You can group related scenarios into a set ("Simulation Set") by providing the setId option. This is useful for organizing your scenarios in the UI and for reporting in LangWatch.

const result = await scenario.run({
  name: "my first scenario",
  description: "A simple test to see if the agent responds.",
  setId: "my-test-suite", // Group this scenario into a set
  agents: [myAgent, scenario.userSimulatorAgent()],
});

This will group all scenarios with the same setId together in the LangWatch UI and reporting tools.
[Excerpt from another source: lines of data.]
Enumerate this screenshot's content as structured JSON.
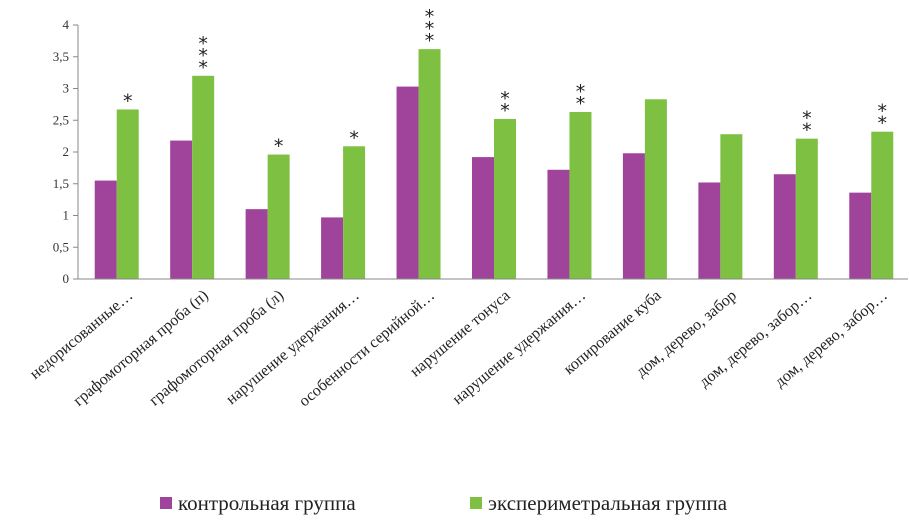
{
  "chart_data": {
    "type": "bar",
    "categories": [
      "недорисованные…",
      "графомоторная  проба (п)",
      "графомоторная  проба (л)",
      "нарушение удержания…",
      "особенности серийной…",
      "нарушение тонуса",
      "нарушение удержания…",
      "копирование куба",
      "дом, дерево, забор",
      "дом, дерево, забор…",
      "дом, дерево, забор…"
    ],
    "series": [
      {
        "name": "контрольная группа",
        "color": "#a0449b",
        "values": [
          1.55,
          2.18,
          1.1,
          0.97,
          3.03,
          1.92,
          1.72,
          1.98,
          1.52,
          1.65,
          1.36
        ],
        "stars": [
          "",
          "",
          "",
          "",
          "",
          "",
          "",
          "",
          "",
          "",
          ""
        ]
      },
      {
        "name": "эксперимет­ральная группа",
        "color": "#7ec142",
        "values": [
          2.67,
          3.2,
          1.96,
          2.09,
          3.62,
          2.52,
          2.63,
          2.83,
          2.28,
          2.21,
          2.32
        ],
        "stars": [
          "*",
          "***",
          "*",
          "*",
          "***",
          "**",
          "**",
          "",
          "",
          "**",
          "**"
        ]
      }
    ],
    "ylim": [
      0,
      4
    ],
    "yticks": [
      "0",
      "0,5",
      "1",
      "1,5",
      "2",
      "2,5",
      "3",
      "3,5",
      "4"
    ],
    "ytick_values": [
      0,
      0.5,
      1,
      1.5,
      2,
      2.5,
      3,
      3.5,
      4
    ],
    "grid": false,
    "legend_position": "bottom",
    "xlabel": "",
    "ylabel": ""
  }
}
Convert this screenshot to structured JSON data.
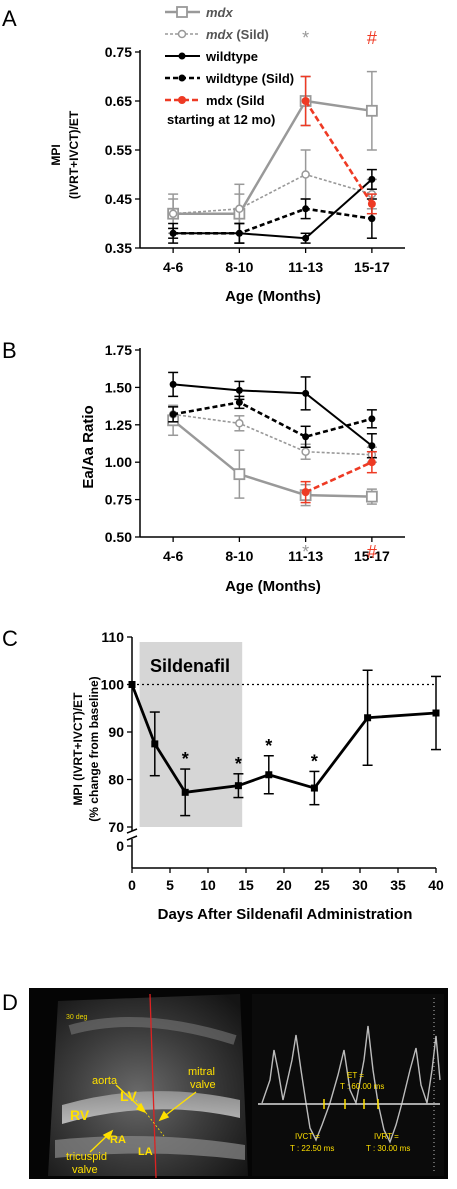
{
  "panels": {
    "A": {
      "letter": "A"
    },
    "B": {
      "letter": "B"
    },
    "C": {
      "letter": "C"
    },
    "D": {
      "letter": "D"
    }
  },
  "colors": {
    "mdx": "#999999",
    "wildtype": "#000000",
    "mdx_sild_late": "#ee3a24",
    "shade": "#d6d6d6"
  },
  "chart_data": [
    {
      "type": "line",
      "title": "",
      "ylabel_line1": "MPI",
      "ylabel_line2": "(IVRT+IVCT)/ET",
      "xlabel": "Age (Months)",
      "categories": [
        "4-6",
        "8-10",
        "11-13",
        "15-17"
      ],
      "ylim": [
        0.35,
        0.75
      ],
      "yticks": [
        "0.35",
        "0.45",
        "0.55",
        "0.65",
        "0.75"
      ],
      "legend": [
        {
          "name_italic": "mdx",
          "name_rest": "",
          "series": "mdx"
        },
        {
          "name_italic": "mdx",
          "name_rest": " (Sild)",
          "series": "mdx_sild"
        },
        {
          "name_italic": "",
          "name_rest": "wildtype",
          "series": "wt"
        },
        {
          "name_italic": "",
          "name_rest": "wildtype (Sild)",
          "series": "wt_sild"
        },
        {
          "name_italic": "",
          "name_rest": "mdx (Sild",
          "name_line2": "starting at 12 mo)",
          "series": "mdx_late"
        }
      ],
      "series": [
        {
          "key": "mdx",
          "values": [
            0.42,
            0.42,
            0.65,
            0.63
          ],
          "err": [
            0.04,
            0.04,
            0.05,
            0.08
          ]
        },
        {
          "key": "mdx_sild",
          "values": [
            0.42,
            0.43,
            0.5,
            0.46
          ],
          "err": [
            0.03,
            0.05,
            0.05,
            0.03
          ]
        },
        {
          "key": "wt",
          "values": [
            0.38,
            0.38,
            0.37,
            0.49
          ],
          "err": [
            0.01,
            0.02,
            0.01,
            0.02
          ]
        },
        {
          "key": "wt_sild",
          "values": [
            0.38,
            0.38,
            0.43,
            0.41
          ],
          "err": [
            0.02,
            0.02,
            0.02,
            0.04
          ]
        },
        {
          "key": "mdx_late",
          "x_start": 2,
          "values": [
            null,
            null,
            0.65,
            0.44
          ],
          "err": [
            0,
            0,
            0.05,
            0.02
          ]
        }
      ],
      "annotations": [
        {
          "text": "*",
          "category": 2,
          "color": "#999999"
        },
        {
          "text": "#",
          "category": 3,
          "color": "#ee3a24"
        }
      ]
    },
    {
      "type": "line",
      "title": "",
      "ylabel": "Ea/Aa Ratio",
      "xlabel": "Age (Months)",
      "categories": [
        "4-6",
        "8-10",
        "11-13",
        "15-17"
      ],
      "ylim": [
        0.5,
        1.75
      ],
      "yticks": [
        "0.50",
        "0.75",
        "1.00",
        "1.25",
        "1.50",
        "1.75"
      ],
      "series": [
        {
          "key": "mdx",
          "values": [
            1.28,
            0.92,
            0.78,
            0.77
          ],
          "err": [
            0.1,
            0.16,
            0.07,
            0.05
          ]
        },
        {
          "key": "mdx_sild",
          "values": [
            1.32,
            1.26,
            1.07,
            1.05
          ],
          "err": [
            0.05,
            0.05,
            0.05,
            0.05
          ]
        },
        {
          "key": "wt",
          "values": [
            1.52,
            1.48,
            1.46,
            1.11
          ],
          "err": [
            0.08,
            0.06,
            0.11,
            0.08
          ]
        },
        {
          "key": "wt_sild",
          "values": [
            1.32,
            1.4,
            1.17,
            1.29
          ],
          "err": [
            0.05,
            0.04,
            0.07,
            0.06
          ]
        },
        {
          "key": "mdx_late",
          "x_start": 2,
          "values": [
            null,
            null,
            0.8,
            1.0
          ],
          "err": [
            0,
            0,
            0.07,
            0.07
          ]
        }
      ],
      "annotations": [
        {
          "text": "*",
          "category": 2,
          "color": "#999999"
        },
        {
          "text": "#",
          "category": 3,
          "color": "#ee3a24"
        }
      ]
    },
    {
      "type": "line",
      "title": "",
      "ylabel_line1": "MPI (IVRT+IVCT)/ET",
      "ylabel_line2": "(% change from baseline)",
      "xlabel": "Days After Sildenafil Administration",
      "shaded_label": "Sildenafil",
      "shaded_range": [
        1,
        14.5
      ],
      "reference_line": 100,
      "xlim": [
        0,
        40
      ],
      "xticks": [
        "0",
        "5",
        "10",
        "15",
        "20",
        "25",
        "30",
        "35",
        "40"
      ],
      "ylim": [
        70,
        110
      ],
      "yticks": [
        "70",
        "80",
        "90",
        "100",
        "110"
      ],
      "y_break_label": "0",
      "series": [
        {
          "key": "sildenafil",
          "x": [
            0,
            3,
            7,
            14,
            18,
            24,
            31,
            40
          ],
          "values": [
            100,
            87.5,
            77.3,
            78.7,
            81.0,
            78.2,
            93.0,
            94.0
          ],
          "err": [
            0,
            6.7,
            4.9,
            2.5,
            4.0,
            3.5,
            10.0,
            7.7
          ]
        }
      ],
      "star_x": [
        7,
        14,
        18,
        24
      ],
      "star_text": "*"
    }
  ],
  "echo": {
    "angle_label": "30 deg",
    "labels": {
      "aorta": "aorta",
      "lv": "LV",
      "mitral": "mitral",
      "valve": "valve",
      "rv": "RV",
      "ra": "RA",
      "la": "LA",
      "tricuspid": "tricuspid",
      "tricuspid_valve": "valve"
    },
    "doppler": {
      "et_label": "ET =",
      "et_value": "T : 60.00 ms",
      "ivct_label": "IVCT =",
      "ivct_value": "T : 22.50 ms",
      "ivrt_label": "IVRT =",
      "ivrt_value": "T : 30.00 ms"
    }
  }
}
  • The setupFiles entry enables Scenario's event logging for each test.
  • The custom VitestReporter provides detailed scenario test reports in your test output.

Vitest Integration

Scenario provides a convenient helper function to enhance your Vitest configuration with all the necessary setup files.

Using the withScenario Helper (Recommended)

// vitest.config.ts
import { defineConfig } from "vitest/config";
import { withScenario } from "@langwatch/scenario/integrations/vitest/config";
import VitestReporter from "@langwatch/scenario/integrations/vitest/reporter";

export default withScenario(
  defineConfig({
    test: {
      testTimeout: 180000, // 3 minutes, or however long you want to wait for the scenario to run
      // Your existing setup files will be preserved and run after Scenario's setup
      setupFiles: ["./my-custom-setup.ts"],
      // Your existing global setup files will be preserved and run after Scenario's global setup
      globalSetup: ["./my-global-setup.ts"],
      // Optional: Add the Scenario reporter for detailed test reports
      reporters: ["default", new VitestReporter()],
    },
  })
);

The withScenario helper automatically:

  • Adds Scenario's setup files for event logging
  • Adds Scenario's global setup files
  • Preserves any existing setup configuration you have
  • Handles both string and array configurations for setup files

Manual Configuration

If you prefer to configure Vitest manually, you can add the Scenario setup files directly:

// vitest.config.ts
import { defineConfig } from "vitest/config";
import VitestReporter from "@langwatch/scenario/integrations/vitest/reporter";

export default defineConfig({
  test: {
    testTimeout: 180000, // 3 minutes, or however long you want to wait for the scenario to run
    setupFiles: ["@langwatch/scenario/integrations/vitest/setup"],
    // Optional: Add the Scenario reporter for detailed test reports
    reporters: ["default", new VitestReporter()],
  },
});

This configuration:

  • The setupFiles entry enables Scenario's event logging for each test
  • The custom VitestReporter provides detailed scenario test reports in your test output (optional)

Development

This project uses pnpm for package management.

Getting Started

# Install dependencies
pnpm install

# Build the project
pnpm run build

# Run tests
pnpm test

License

MIT

SCENARIO_BATCH_RUN_ID

When running scenario tests, you can set the SCENARIO_BATCH_RUN_ID environment variable to uniquely identify a batch of test runs. This is especially useful for grouping results in reporting tools and CI pipelines.

Example:

SCENARIO_BATCH_RUN_ID=my-ci-run-123 pnpm test

If you use the provided test script, a unique batch run ID is generated automatically for each run.